Lordstown Motors, a company praised by former President Donald Trump as the savior of its namesake industrial Ohio town, has sold its only factory to the Taiwanese manufacturer, Foxconn, in a deal worth $350 million.


The money is a lifeline for the Ohio-based company, which in the year and a half since it was thrust into the spotlight by President Trump has seen one of its prototype trucks burn down; much its executive team resign; and its sales claims come under investigation by the Securities and Exchange Commission.


Foxconn's agreement isn't just a lifeline for Lordstown's struggling electric vehicle business. It's also a lifeline for the town that shares the company's name.


“I was really kind of shocked,” Lordstown Mayor Arno Hill told The New York Times in an interview last month. “I know that they’ve had negative press, a lot of negative claims, lawsuits. Right now I don’t know what to think. We’re hoping for the best, but if Lordstown Motors makes it, that’s great. If they don’t, you sure hope that somebody comes in and takes the plant over.”


The deal to buy Lordstown's Ohio factory gives Foxconn its second manufacturing facility in the Midwest.


Another Midwestern factory for flatscreens and electronics equipment, in Wisconsin, was supposed to bring in thousands of jobs and a $10 billion investment from the Taiwanese company.
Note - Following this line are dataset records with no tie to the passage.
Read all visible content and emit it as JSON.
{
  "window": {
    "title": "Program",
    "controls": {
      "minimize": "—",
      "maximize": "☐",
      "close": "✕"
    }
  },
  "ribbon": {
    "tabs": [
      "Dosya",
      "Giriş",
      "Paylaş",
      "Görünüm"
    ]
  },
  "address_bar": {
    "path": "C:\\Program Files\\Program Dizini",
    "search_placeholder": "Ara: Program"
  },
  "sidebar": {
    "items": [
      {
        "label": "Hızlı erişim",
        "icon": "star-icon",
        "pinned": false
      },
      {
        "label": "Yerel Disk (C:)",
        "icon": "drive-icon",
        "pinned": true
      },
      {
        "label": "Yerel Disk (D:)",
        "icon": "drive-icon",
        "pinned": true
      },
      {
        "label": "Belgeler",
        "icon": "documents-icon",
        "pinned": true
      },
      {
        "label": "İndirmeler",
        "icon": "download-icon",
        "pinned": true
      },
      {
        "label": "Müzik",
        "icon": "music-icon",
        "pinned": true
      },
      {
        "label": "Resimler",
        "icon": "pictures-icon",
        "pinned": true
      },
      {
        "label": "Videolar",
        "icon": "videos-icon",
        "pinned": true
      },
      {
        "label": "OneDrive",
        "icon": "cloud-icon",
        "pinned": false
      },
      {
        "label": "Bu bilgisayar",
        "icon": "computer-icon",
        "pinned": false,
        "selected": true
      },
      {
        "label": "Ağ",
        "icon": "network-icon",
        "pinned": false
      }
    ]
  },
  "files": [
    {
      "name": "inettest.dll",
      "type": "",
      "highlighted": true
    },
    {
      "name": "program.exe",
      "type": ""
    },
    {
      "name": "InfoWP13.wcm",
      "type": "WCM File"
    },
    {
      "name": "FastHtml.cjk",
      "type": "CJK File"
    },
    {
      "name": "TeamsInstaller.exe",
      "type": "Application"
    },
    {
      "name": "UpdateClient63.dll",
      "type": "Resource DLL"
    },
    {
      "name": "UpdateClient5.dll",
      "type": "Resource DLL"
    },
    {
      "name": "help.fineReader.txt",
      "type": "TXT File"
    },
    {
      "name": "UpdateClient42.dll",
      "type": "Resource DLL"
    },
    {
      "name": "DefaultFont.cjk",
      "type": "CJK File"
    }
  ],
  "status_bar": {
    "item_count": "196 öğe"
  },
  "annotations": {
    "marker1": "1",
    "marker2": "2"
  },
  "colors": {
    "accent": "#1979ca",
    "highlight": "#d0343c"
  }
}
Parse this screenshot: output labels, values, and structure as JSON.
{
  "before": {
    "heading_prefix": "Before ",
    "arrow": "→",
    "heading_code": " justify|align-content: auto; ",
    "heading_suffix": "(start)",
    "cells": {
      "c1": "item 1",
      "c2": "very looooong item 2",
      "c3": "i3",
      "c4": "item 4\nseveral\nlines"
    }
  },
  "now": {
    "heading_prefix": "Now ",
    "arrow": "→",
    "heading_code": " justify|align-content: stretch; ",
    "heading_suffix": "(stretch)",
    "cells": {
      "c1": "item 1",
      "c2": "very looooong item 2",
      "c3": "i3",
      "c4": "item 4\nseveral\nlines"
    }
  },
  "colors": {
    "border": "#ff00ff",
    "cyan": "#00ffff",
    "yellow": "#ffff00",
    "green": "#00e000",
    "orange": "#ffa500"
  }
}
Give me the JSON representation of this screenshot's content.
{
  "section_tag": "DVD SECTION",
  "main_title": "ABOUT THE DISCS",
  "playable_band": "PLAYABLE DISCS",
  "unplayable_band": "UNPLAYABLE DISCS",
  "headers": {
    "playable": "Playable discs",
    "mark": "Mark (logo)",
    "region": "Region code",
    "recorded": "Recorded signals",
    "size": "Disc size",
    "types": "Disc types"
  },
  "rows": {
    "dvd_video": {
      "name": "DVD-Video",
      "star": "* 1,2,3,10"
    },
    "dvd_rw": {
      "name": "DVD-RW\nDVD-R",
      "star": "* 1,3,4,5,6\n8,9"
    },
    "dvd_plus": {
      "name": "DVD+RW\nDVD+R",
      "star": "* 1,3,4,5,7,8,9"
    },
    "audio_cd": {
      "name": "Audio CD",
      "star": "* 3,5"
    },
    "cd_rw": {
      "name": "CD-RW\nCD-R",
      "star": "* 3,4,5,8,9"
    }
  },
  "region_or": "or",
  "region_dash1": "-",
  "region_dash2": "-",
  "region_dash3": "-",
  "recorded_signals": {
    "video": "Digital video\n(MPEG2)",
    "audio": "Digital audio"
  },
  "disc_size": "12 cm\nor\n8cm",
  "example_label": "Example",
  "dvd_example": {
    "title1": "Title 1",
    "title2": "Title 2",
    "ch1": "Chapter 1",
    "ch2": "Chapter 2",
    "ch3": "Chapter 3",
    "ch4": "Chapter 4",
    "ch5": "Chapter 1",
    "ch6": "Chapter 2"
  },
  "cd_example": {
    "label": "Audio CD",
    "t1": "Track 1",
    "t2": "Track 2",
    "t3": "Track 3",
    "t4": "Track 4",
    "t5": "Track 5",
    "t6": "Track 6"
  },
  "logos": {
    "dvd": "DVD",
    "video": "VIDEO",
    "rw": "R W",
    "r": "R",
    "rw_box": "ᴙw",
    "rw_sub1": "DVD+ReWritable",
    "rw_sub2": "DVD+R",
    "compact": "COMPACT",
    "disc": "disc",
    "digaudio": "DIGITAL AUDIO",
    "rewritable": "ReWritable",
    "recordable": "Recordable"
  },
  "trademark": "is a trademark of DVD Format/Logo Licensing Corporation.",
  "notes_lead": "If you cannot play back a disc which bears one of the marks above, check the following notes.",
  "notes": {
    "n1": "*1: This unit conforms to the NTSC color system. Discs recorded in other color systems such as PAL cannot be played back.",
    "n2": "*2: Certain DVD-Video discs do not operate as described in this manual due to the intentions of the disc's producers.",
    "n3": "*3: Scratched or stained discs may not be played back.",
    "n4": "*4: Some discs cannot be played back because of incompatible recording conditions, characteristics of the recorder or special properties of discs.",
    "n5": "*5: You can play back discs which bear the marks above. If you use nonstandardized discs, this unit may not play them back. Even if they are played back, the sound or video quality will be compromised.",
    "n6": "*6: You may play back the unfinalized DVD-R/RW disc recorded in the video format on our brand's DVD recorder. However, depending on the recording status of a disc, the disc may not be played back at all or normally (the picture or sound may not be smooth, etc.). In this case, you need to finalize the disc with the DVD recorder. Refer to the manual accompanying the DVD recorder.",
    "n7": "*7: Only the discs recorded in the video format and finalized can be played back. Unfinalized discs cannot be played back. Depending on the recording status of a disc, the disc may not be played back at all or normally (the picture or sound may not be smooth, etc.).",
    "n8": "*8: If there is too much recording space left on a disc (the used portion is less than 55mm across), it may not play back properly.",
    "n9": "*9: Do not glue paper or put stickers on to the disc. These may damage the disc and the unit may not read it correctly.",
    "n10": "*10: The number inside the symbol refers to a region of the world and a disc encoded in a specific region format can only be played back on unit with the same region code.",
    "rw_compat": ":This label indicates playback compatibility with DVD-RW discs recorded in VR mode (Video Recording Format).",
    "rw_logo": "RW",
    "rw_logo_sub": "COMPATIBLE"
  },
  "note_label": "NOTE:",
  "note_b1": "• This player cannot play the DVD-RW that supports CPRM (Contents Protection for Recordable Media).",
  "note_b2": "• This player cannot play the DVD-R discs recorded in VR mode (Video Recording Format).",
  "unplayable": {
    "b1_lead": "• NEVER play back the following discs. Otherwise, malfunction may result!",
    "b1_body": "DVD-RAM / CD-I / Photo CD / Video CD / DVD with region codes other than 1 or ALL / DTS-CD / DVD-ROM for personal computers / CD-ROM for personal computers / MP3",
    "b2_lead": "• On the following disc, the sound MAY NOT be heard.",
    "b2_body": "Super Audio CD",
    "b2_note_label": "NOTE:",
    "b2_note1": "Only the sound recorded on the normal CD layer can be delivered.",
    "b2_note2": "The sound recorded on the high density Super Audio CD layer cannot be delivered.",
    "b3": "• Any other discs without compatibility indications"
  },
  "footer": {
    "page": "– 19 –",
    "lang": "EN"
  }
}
Its development never materialized and Foxconn now plans to spend about $672 million on a plant that will employ 1,474 people (down from an estimated 13,000).


Foxconn's factory in Ohio, however, is more central to the company's plans to act as a contract manufacturer for the burgeoning electric vehicle industry.
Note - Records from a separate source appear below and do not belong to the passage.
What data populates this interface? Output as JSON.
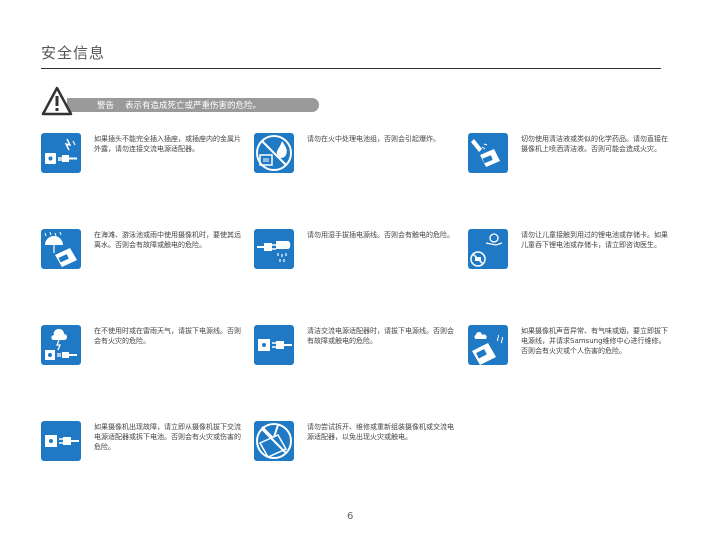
{
  "header": {
    "title": "安全信息"
  },
  "warning": {
    "label": "警告",
    "description": "表示有造成死亡或严重伤害的危险。"
  },
  "items": [
    {
      "icon": "plug-socket-icon",
      "text": "如果插头不能完全插入插座，或插座内的金属片外露，请勿连接交流电源适配器。"
    },
    {
      "icon": "no-fire-battery-icon",
      "text": "请勿在火中处理电池组，否则会引起爆炸。"
    },
    {
      "icon": "no-cleaning-chemicals-icon",
      "text": "切勿使用清洁液或类似的化学药品。请勿直接在摄像机上喷洒清洁液。否则可能会造成火灾。"
    },
    {
      "icon": "rain-camera-icon",
      "text": "在海滩、游泳池或雨中使用摄像机时，要使其远离水。否则会有故障或触电的危险。"
    },
    {
      "icon": "wet-hand-plug-icon",
      "text": "请勿用湿手拔插电源线。否则会有触电的危险。"
    },
    {
      "icon": "child-battery-icon",
      "text": "请勿让儿童接触到用过的锂电池或存储卡。如果儿童吞下锂电池或存储卡，请立即咨询医生。"
    },
    {
      "icon": "lightning-plug-icon",
      "text": "在不使用时或在雷雨天气，请拔下电源线。否则会有火灾的危险。"
    },
    {
      "icon": "unplug-socket-icon",
      "text": "清洁交流电源适配器时，请拔下电源线。否则会有故障或触电的危险。"
    },
    {
      "icon": "smoking-camera-icon",
      "text": "如果摄像机声音异常、有气味或烟，要立即拔下电源线，并请求Samsung维修中心进行维修。否则会有火灾或个人伤害的危险。"
    },
    {
      "icon": "unplug-socket-icon",
      "text": "如果摄像机出现故障，请立即从摄像机拔下交流电源适配器或拆下电池。否则会有火灾或伤害的危险。"
    },
    {
      "icon": "no-disassemble-icon",
      "text": "请勿尝试拆开、维修或重新组装摄像机或交流电源适配器，以免出现火灾或触电。"
    }
  ],
  "footer": {
    "page_number": "6"
  }
}
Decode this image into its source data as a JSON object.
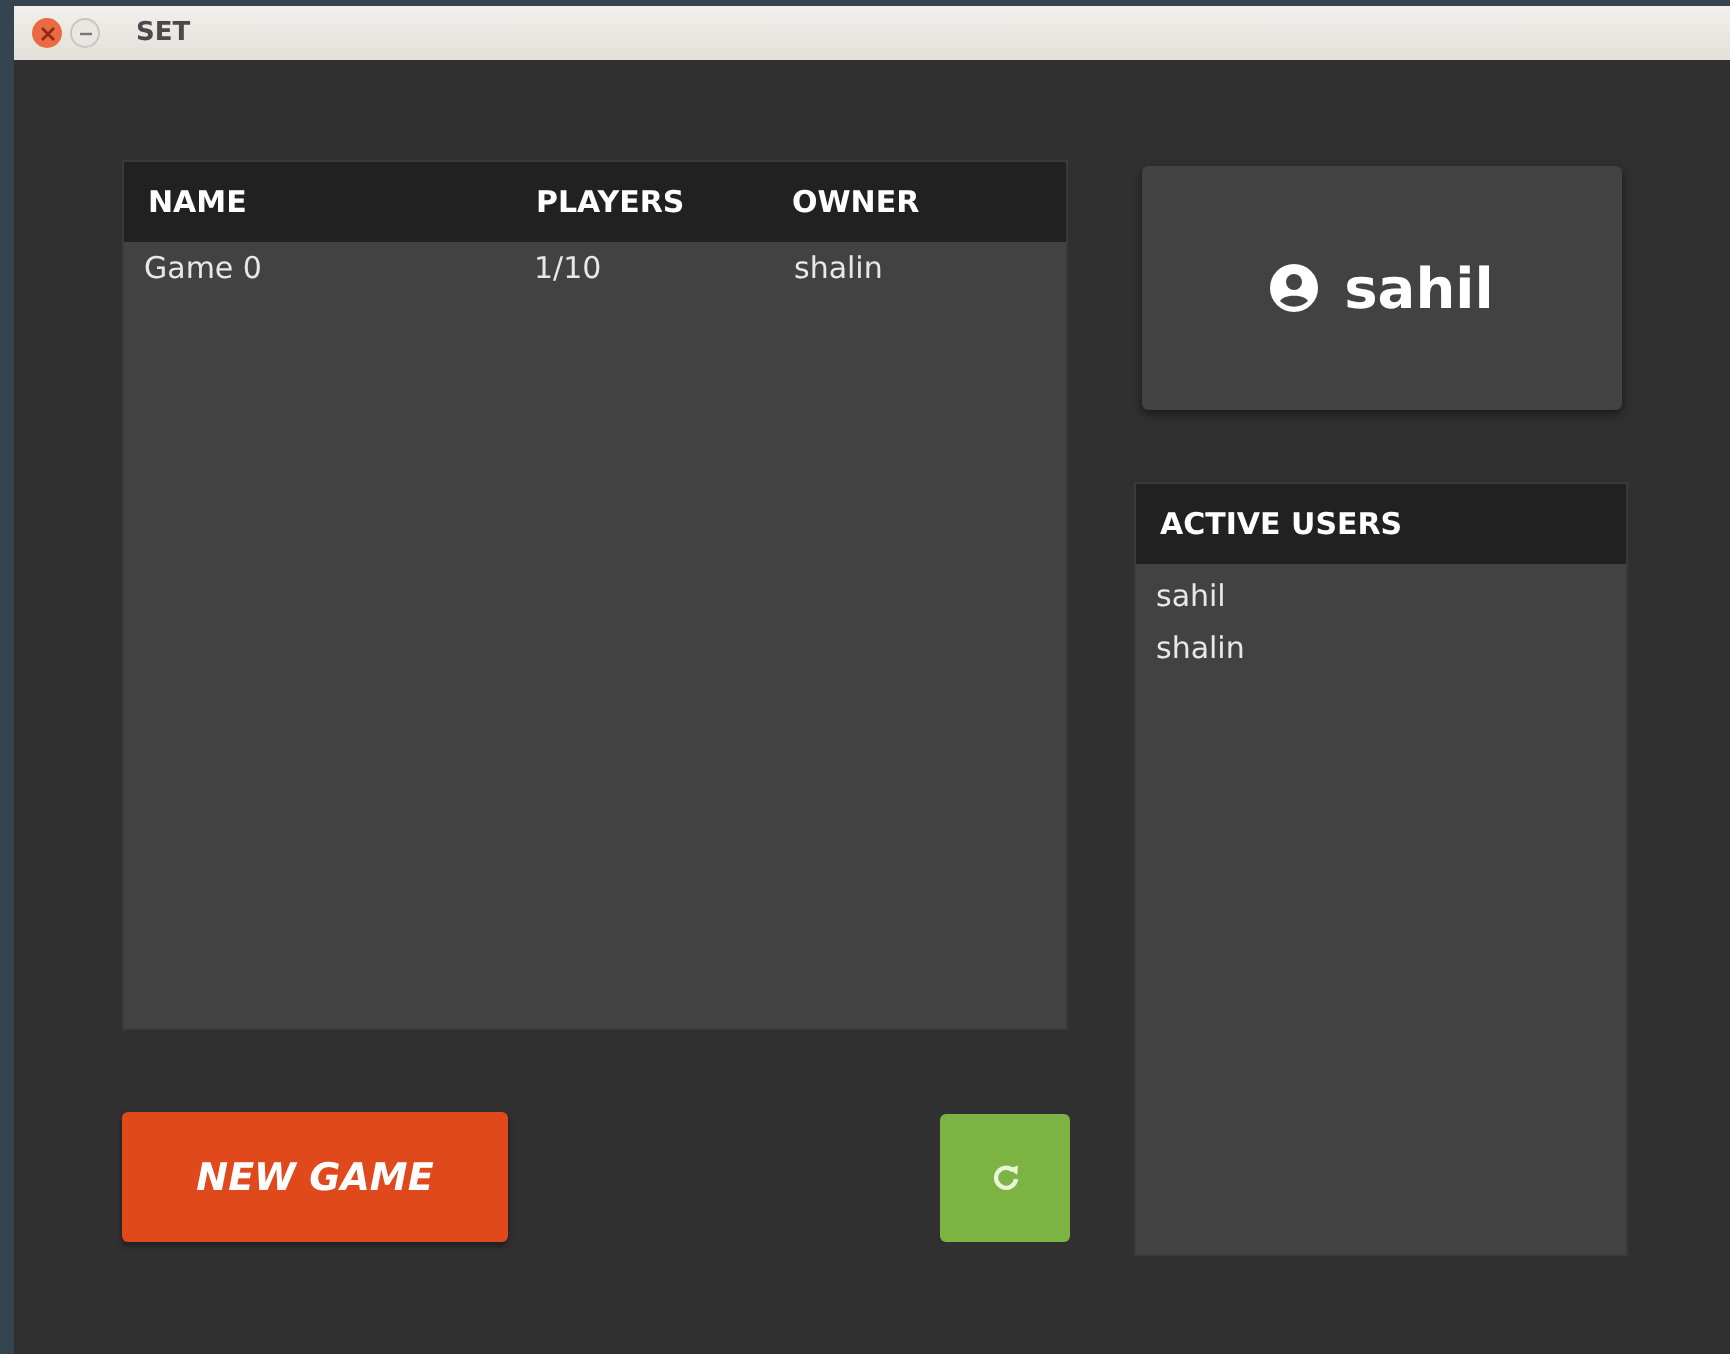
{
  "window": {
    "title": "SET"
  },
  "games_table": {
    "columns": [
      "NAME",
      "PLAYERS",
      "OWNER"
    ],
    "rows": [
      [
        "Game 0",
        "1/10",
        "shalin"
      ]
    ]
  },
  "user_card": {
    "username": "sahil"
  },
  "active_users": {
    "title": "ACTIVE USERS",
    "users": [
      "sahil",
      "shalin"
    ]
  },
  "new_game_button": {
    "label": "NEW GAME"
  }
}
Foxconn will work with Lordstown and another startup auto company, Fisker, to build electric vehicles at the site, according to statements from the company.


The deal for the factory is expected to close in April, 2022.


"This partnership marks the commencement of integrating our resources with Lordstown Motors to develop Ohio into Hon Hai’s most important electric vehicle manufacturing and R&D hub in North America," said Young Liu, the chairman of Foxconn (also known as Hon Hai Technologies), said in a statement. "As we look to inject Hon Hai’s software and hardware capabilities in the information and communications industry with the wealth of automotive experience that resides in this town and our partners, we will be able to provide customers with more real-time and efficient Electric vehicle products.”